Language(s) - English
Resource type - Journals
eISSN - 1735-4005
pISSN - 1735-3998
DOI - 10.5812/jme.110046
Subject(s) - integrated management of childhood illness , medicine , developing country , attendance , curriculum , inclusion (mineral) , family medicine , medical education , population , health services , psychology , environmental health , social psychology , pedagogy , economic growth , economics
Background: In most developing countries, undergraduate medical students rely upon books published by foreign publications of developed countries. These books often fail to include World Health Organization (WHO) recommended guidelines, which are vital for the national health mission of developing countries. As a result, medical students who are “future doctors” continue to lack the necessary skills when they graduate from medical schools and start working in their countries. Objectives: The aim of this study was to quantify the impact of the inclusion of the WHO-recommended integrated management of childhood illness (IMCI) guideline in the curriculum of undergraduate students. Methods: This case-control study was done on a group of 72 undergraduate medical students in the case (trained) group who underwent 12 days of IMCI training and 92 undergraduate students in control (untrained) group who did not receive IMCI training.
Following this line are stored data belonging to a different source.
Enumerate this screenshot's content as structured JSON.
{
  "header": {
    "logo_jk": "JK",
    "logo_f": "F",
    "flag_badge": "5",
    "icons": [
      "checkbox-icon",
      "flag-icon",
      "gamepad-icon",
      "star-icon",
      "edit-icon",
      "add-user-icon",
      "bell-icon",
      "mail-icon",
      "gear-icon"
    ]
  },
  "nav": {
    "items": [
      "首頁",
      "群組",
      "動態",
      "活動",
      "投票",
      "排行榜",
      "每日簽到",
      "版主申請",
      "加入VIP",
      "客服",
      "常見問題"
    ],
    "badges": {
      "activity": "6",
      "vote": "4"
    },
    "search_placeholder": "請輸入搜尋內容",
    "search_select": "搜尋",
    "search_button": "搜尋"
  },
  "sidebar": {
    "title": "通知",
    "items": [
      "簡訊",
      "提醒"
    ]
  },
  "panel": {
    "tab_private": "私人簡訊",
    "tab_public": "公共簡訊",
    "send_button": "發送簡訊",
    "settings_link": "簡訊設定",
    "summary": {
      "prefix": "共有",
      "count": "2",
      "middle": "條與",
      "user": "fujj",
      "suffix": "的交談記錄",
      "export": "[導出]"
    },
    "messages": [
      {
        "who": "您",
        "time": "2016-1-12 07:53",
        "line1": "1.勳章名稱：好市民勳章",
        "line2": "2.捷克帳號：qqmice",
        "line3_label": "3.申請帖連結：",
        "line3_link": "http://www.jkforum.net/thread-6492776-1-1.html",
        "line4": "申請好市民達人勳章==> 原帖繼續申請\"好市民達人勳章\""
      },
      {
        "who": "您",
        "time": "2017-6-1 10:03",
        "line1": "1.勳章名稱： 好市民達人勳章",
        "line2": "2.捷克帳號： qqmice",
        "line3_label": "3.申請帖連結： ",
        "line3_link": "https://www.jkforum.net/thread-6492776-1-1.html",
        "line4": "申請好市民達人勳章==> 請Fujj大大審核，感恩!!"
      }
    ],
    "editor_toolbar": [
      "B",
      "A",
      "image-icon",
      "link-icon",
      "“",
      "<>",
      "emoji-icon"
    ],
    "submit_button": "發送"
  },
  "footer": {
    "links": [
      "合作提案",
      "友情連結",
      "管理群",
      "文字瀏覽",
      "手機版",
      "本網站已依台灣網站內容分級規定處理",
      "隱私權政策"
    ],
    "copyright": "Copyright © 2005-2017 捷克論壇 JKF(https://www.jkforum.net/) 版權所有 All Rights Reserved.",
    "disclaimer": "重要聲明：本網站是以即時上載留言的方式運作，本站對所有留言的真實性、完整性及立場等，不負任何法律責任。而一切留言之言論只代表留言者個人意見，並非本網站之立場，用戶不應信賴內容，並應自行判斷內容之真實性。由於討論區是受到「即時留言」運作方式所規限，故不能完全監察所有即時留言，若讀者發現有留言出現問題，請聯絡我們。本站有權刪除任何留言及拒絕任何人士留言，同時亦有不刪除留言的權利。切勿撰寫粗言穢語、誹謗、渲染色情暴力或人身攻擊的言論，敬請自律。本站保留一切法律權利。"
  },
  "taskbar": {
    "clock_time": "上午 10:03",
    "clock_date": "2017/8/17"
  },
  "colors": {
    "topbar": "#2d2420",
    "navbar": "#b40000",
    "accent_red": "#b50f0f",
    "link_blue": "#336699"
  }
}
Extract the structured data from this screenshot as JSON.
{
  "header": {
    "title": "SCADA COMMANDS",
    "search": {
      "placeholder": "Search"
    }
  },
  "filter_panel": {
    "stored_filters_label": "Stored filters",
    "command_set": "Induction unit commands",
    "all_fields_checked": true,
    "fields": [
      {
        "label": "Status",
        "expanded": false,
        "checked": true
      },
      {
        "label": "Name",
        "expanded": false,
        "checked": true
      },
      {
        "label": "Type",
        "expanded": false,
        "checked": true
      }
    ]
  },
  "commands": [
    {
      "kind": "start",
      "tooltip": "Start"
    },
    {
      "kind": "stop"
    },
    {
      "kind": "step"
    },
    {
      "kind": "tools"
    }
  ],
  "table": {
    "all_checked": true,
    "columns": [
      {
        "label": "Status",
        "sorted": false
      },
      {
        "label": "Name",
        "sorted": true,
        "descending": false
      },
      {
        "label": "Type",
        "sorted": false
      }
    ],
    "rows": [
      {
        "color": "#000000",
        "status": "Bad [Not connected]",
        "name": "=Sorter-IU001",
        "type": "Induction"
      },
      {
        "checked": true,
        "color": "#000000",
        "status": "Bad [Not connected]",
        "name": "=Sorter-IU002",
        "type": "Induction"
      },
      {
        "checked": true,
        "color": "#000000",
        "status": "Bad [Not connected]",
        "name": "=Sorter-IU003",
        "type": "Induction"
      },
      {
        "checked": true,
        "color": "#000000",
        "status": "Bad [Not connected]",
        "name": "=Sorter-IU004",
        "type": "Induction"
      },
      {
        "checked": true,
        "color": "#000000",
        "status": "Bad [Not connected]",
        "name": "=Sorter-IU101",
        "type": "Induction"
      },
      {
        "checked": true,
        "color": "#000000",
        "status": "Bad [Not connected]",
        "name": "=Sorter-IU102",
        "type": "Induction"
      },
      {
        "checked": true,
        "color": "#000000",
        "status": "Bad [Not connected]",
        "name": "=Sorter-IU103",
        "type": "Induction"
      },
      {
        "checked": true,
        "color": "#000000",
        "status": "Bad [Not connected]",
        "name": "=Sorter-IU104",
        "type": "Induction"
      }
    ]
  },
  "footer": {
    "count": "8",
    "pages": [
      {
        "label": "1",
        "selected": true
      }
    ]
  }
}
An evaluation test, which included clinical case scenarios, was conducted to assess the performance of participants from both trained and untrained groups. Results: Participants of the trained group scored significantly higher compared with the participants of the untrained group in the identification and management of major childhood illnesses (P < 0.05). No significant difference was found between trained and untrained groups in the assessment of the immunization status of children. In the trained group, a strong positive correlation (r = 0.87) existed between the attendance percentage of participants during the training session and marks scored in the evaluation (P < 0.001). Conclusions: Our study suggests that the community-oriented WHO recommended IMCI training significantly improves disease identification and case management skills of undergraduate medical students. In developing countries, there is an urgent need for updating medical pedagogy and curriculum, which include WHO guidelines in order to meet current health challenges.